Net cash provided by financing activities was approximately $35.0 for the nine-month period ended September 30, 2018 compared with net cash provided by financing activities of approximately $63.7 million for the nine-month period ended September 30, 2017. The principal source of the cash provided by financing activities during the nine months ended September 30, 2018, was the funds received from our April 2018 public offering of ordinary shares that resulted in net proceeds of approximately $35.0 million. The principal source of the cash provided by financing activities during the nine months ended September 30, 2017, was the funds received from our March 2017 private placement of ordinary shares that resulted in net proceeds of approximately $9.5 million and the funds received from our August 2017 public offering of ordinary shares that resulted in net proceeds of approximately $53.6 million.

 

 

-5-

 

Current Outlook

 

We estimate that our current cash resources will allow us to complete our Phase III clinical trial for AP-CD/LD. We believe however, that further fund raising will be required in order to complete the research and development of all of our product candidates, including the manufacturing activities of the AP-CD/LD in the foreseeable future. As a result, there is substantial doubt about our ability to continue as a going concern. We expect to satisfy our future cash needs through submissions of applications for grants from private funds, license agreements with third parties and capital raising from the public, private investors and institutional investors, such as through the public offering of ordinary shares that we completed in April 2018. We may also engage with a partner in order to share the costs associated with the development and manufacturing of our product candidates. For more information see note 1a(2) in our condensed consolidated interim financial statements as of September 30, 2018.

 

Foreign Private Issuer Status

 

As of June 30, 2018, the last business day of our second quarter, we determined that we no longer qualify as a foreign private issuer. Effective January 1, 2019, we will be required to file periodic reports and registration statements on U.S. domestic issuer forms with the SEC, which are more detailed and extensive in certain respects, and which must be filed more promptly, than the forms available to a foreign private issuer.
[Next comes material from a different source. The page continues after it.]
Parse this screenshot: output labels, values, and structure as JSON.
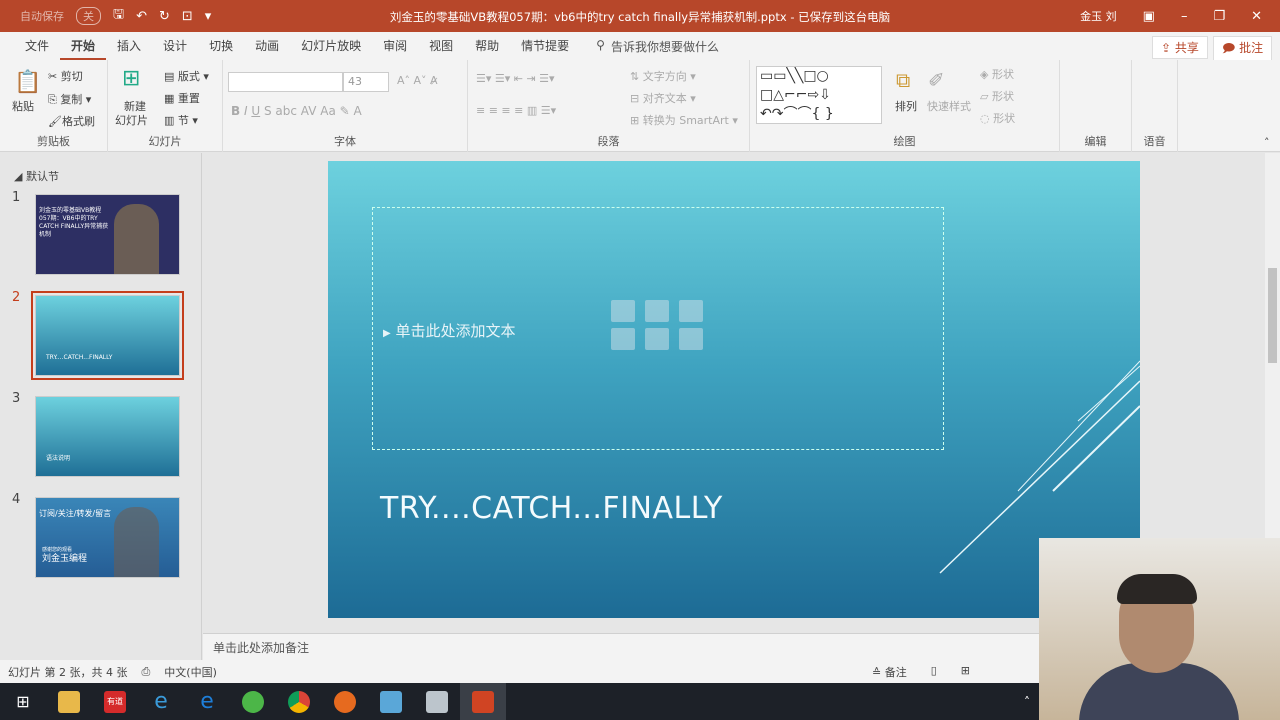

In addition, we will be required to comply with U.S. proxy requirements and Regulation FD (Fair Disclosure) and our officers, directors and principal shareholders will become subject to the beneficial ownership reporting and short-swing profit recovery requirements in Section 16 of the Securities Exchange Act of 1934, as amended. We will also no longer be eligible to rely upon exemptions from corporate governance requirements that are available to foreign private issuers or to benefit from other accommodations for foreign private issuers under the rules of the SEC or the Nasdaq, which would involve additional costs. Our next Annual Report for the year ending December 31, 2018 will be filed as a domestic issuer, on Form 10-K. The consolidated financial statements included on Form 10-K will be presented in accordance with accounting principles generally accepted in the United States (U.S. GAAP) with such change being applied retrospectively.